Merino et al. reported that uPA and its receptor were mainly expressed in neuronal extensions, growth cones and a subpopulation of astrocytes in the mature brain, and the release of uPA in the mature central nervous system could improve axonal and synaptic function after injury[16, 17]. Moreover, increasing evidence has shown that the plasminogen activator urokinase can protect neurons from amyloid β-triggered synaptic injury[18, 19]. On the basis of this evidence, we speculated that the neuronal damage induced by CIRP overexpression in astrocytes may involve decreased expression of uPA. Thus, we added uPA to an astrocyte neuron coculture system and found that uPA treatment significantly alleviated ov-CIRP astrocyte-induced dysfunction of neurons, as evidenced by decreased Aβ1‒42 accumulation and tau hyperphosphorylation in the ov-CIRP + uPA group. These results implied that the overexpression of CIRP in astrocytes could cause AD-like alterations in neurons partly through the downregulation of uPA. Notably, previous studies have focused mainly on the function of neuronal uPAs in AD. Here, we revealed for the first time that abnormal expression of uPAs in astrocytes is another cause of neuron dysfunction. Our data confirmed the significant role of CIRP in the development of AD, provided insight into the molecular signaling involved in CIRP-induced neuronal damage, and provided a possible new therapeutic target for alleviating cognitive decline during AD. However, the current work explored the roles of CIRP only in astrocytes at the cellular level, and further studies should be carried out in animals. Moreover, the mechanism by which CIRP affects the levels of uPA is still unclear.

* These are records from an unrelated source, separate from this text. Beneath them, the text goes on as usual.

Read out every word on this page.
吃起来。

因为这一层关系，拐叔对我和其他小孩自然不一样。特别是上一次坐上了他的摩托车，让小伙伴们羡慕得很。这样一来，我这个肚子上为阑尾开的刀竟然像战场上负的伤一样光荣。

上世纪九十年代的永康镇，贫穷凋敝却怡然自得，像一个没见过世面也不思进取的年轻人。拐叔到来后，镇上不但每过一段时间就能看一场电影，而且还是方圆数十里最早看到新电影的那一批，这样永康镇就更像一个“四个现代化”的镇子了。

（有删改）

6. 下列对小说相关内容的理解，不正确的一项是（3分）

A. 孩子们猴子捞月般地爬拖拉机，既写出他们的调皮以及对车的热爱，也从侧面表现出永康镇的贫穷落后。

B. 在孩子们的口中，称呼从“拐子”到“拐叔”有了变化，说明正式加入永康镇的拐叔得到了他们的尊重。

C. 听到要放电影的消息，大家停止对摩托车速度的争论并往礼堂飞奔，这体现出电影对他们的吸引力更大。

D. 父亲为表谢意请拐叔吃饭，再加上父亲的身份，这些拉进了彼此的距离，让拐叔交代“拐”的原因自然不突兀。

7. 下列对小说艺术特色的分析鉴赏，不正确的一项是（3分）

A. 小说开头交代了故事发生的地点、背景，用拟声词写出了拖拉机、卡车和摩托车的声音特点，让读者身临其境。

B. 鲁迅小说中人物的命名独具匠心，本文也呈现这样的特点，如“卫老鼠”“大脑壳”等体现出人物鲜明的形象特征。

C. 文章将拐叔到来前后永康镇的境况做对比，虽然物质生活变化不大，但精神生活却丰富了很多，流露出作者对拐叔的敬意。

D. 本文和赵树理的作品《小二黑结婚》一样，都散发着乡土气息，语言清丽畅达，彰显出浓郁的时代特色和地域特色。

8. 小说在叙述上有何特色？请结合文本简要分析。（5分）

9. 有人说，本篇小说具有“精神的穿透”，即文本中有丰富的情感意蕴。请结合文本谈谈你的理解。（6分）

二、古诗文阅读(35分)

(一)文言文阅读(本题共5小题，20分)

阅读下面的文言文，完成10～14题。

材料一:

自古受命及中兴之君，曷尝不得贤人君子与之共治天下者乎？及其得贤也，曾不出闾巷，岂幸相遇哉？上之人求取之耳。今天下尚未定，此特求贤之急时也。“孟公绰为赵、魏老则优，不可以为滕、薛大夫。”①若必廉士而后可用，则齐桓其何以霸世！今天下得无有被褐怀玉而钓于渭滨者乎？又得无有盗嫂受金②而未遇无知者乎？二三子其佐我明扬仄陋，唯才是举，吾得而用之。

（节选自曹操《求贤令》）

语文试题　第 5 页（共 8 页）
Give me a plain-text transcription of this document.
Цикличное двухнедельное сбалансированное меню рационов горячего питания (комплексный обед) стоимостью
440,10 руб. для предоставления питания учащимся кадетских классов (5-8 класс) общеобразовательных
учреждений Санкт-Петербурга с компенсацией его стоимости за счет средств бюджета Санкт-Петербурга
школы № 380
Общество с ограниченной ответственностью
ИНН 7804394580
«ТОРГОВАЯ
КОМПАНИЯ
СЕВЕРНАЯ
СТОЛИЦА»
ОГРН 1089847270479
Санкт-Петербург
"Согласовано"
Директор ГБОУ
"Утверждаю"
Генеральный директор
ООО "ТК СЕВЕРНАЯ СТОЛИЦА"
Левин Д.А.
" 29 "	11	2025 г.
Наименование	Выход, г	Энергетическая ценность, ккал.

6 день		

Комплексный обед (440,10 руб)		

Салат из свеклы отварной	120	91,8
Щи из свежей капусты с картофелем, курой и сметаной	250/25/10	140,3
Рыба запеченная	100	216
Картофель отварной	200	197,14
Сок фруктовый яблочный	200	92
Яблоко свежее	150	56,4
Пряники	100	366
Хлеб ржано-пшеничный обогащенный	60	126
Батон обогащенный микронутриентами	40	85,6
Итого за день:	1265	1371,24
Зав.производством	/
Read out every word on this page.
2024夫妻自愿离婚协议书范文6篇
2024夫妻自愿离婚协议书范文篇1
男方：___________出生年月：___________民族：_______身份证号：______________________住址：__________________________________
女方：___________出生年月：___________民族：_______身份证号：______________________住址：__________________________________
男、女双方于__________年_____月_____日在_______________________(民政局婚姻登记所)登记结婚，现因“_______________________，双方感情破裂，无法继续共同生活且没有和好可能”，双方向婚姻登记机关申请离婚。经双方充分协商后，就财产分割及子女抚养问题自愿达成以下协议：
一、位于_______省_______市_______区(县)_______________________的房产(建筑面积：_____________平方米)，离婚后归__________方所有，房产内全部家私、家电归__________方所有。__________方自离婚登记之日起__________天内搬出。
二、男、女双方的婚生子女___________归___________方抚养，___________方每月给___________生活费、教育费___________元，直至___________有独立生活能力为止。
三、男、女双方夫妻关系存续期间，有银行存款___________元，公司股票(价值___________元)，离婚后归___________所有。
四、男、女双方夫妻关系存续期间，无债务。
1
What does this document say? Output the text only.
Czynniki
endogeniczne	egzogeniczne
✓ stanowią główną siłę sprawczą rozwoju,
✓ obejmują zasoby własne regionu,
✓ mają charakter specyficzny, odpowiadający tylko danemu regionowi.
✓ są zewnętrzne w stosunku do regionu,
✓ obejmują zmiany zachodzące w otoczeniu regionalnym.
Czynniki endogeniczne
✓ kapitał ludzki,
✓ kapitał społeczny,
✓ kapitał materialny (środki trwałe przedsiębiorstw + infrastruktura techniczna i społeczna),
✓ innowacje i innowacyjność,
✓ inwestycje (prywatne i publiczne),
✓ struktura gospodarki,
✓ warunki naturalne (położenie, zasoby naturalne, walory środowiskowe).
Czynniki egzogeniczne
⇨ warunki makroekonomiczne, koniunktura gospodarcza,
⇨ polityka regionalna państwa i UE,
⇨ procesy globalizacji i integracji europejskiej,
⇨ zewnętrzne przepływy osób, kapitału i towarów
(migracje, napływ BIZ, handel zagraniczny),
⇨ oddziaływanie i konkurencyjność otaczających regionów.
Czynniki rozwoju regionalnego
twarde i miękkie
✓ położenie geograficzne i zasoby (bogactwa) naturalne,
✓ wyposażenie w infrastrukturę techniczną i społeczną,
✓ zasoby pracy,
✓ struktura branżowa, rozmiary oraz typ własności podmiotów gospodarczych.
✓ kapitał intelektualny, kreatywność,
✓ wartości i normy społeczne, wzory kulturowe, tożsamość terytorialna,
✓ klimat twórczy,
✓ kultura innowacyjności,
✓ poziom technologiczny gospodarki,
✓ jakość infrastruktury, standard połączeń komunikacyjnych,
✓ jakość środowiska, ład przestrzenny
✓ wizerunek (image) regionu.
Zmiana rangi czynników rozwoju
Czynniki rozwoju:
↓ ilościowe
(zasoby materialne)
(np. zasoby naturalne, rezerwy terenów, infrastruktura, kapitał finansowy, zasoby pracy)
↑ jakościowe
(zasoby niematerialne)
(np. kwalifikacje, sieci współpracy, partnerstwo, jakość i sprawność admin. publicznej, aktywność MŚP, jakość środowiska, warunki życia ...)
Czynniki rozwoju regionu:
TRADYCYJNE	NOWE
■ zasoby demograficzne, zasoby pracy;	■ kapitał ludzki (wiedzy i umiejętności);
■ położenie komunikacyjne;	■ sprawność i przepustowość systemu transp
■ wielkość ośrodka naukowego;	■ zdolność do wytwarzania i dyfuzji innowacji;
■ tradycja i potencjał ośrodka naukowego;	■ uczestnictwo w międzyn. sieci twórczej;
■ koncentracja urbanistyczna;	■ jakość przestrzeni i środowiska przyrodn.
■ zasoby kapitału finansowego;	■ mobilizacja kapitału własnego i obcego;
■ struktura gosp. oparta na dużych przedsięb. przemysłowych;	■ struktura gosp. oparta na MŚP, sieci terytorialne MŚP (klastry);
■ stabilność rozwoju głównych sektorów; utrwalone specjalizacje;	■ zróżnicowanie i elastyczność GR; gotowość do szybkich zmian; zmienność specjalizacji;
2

In summary, this study revealed that the overexpression of CIRP in astrocytes exerts a harmful impact on neurons by elevating the expression levels of BACE, Aβ1–42 and p-Tau (Ser396) in neurons via the downregulation of uPA (Figure. 7). Thus, the downregulation of CIRP expression may be a useful method for alleviating synaptic dysfunction during AD.